= Tom Murphy (luthier) =

American luthier

Tom Murphy (born 1950) is an American luthier known for his pioneering work in guitar relic'ing and his association with the brand Gibson.

== Biography ==
A native of Marion, Illinois, Murphy's desire to be a professional musician took him to Houston and Austin, and eventually Nashville, where he found work as a guitarist in touring bands for Sawyer Brown and Marie Osmond. After this, he turned his attention to building guitars.

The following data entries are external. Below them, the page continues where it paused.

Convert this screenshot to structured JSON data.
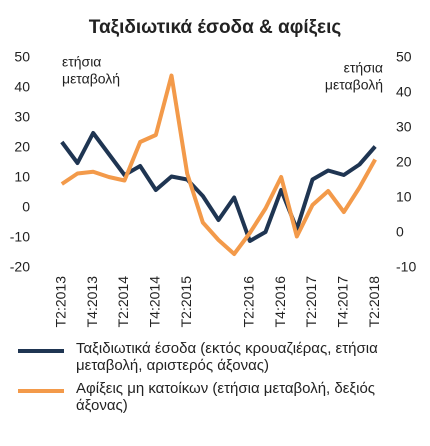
{
  "chart_data": {
    "type": "line",
    "title": "Ταξιδιωτικά έσοδα & αφίξεις",
    "y_label": [
      "ετήσια",
      "μεταβολή"
    ],
    "y2_label": [
      "ετήσια",
      "μεταβολή"
    ],
    "categories": [
      "T2:2013",
      null,
      "T4:2013",
      null,
      "T2:2014",
      null,
      "T4:2014",
      null,
      "T2:2015",
      null,
      null,
      null,
      "T2:2016",
      null,
      "T4:2016",
      null,
      "T2:2017",
      null,
      "T4:2017",
      null,
      "T2:2018"
    ],
    "ylim": [
      -20,
      50
    ],
    "yticks": [
      -20,
      -10,
      0,
      10,
      20,
      30,
      40,
      50
    ],
    "y2lim": [
      -10,
      50
    ],
    "y2ticks": [
      -10,
      0,
      10,
      20,
      30,
      40,
      50
    ],
    "legend": "bottom",
    "series": [
      {
        "name": "Ταξιδιωτικά έσοδα (εκτός κρουαζιέρας, ετήσια μεταβολή, αριστερός άξονας)",
        "color": "#1f3552",
        "values": [
          22,
          15,
          25,
          18,
          11,
          14,
          6,
          10.5,
          9.5,
          4,
          -4,
          3.5,
          -11,
          -8,
          6,
          -7,
          9.5,
          12.5,
          11,
          14.5,
          20.5
        ]
      },
      {
        "name": "Αφίξεις μη κατοίκων (ετήσια μεταβολή, δεξιός άξονας)",
        "color": "#f39a4a",
        "axis": "y2",
        "values": [
          14,
          17,
          17.5,
          16,
          15,
          26,
          28,
          45,
          17,
          3,
          -2,
          -6,
          0,
          7,
          16,
          -1,
          8,
          12,
          6,
          13,
          21
        ]
      }
    ]
  }
}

In the late '80s and '90s, Murphy helped establish Gibson's Nashville-based Custom Shop, where he worked on improving the authenticity of the brand's reissue guitar models. Murphy eventually left to establish his own vintage guitar restoration company, Guitar Preservation
, where he further developed techniques in "ageing" guitars. In 1999, Murphy began collaborating with Gibson, providing the relic'ing for their reissue guitar models in his own shop. His work played a pivotal role in legitimizing the controversial practice of relic'ing guitars, and his guitars became widely regarded among guitarists as Gibson's highest-end offerings.

In 2019, Gibson and Murphy founded The Murphy Lab, a division within the Custom Shop in which Murphy and a team of luthiers handle the brand's relic'ing process. Upon the release of the Murphy Lab's first collection of guitars, Guitar World dubbed the offerings the "pinnacle" of guitar ageing and the closest a new guitar can get to a vintage look and feel. Gibson's brand president stated that naming the lab after Murphy was a tribute to him, for how Murphy's work helped to reestablish Gibson's reputation among players, placing him among pivotal figures in Gibson's history like Ted McCarty and Seth Lover. In 2023, Gibson released a 1959 Les Paul Standard reissue produced by the Murphy Lab, dubbed by the company Murphy's "magnum opus," with each of its six new finishes named after Murphy.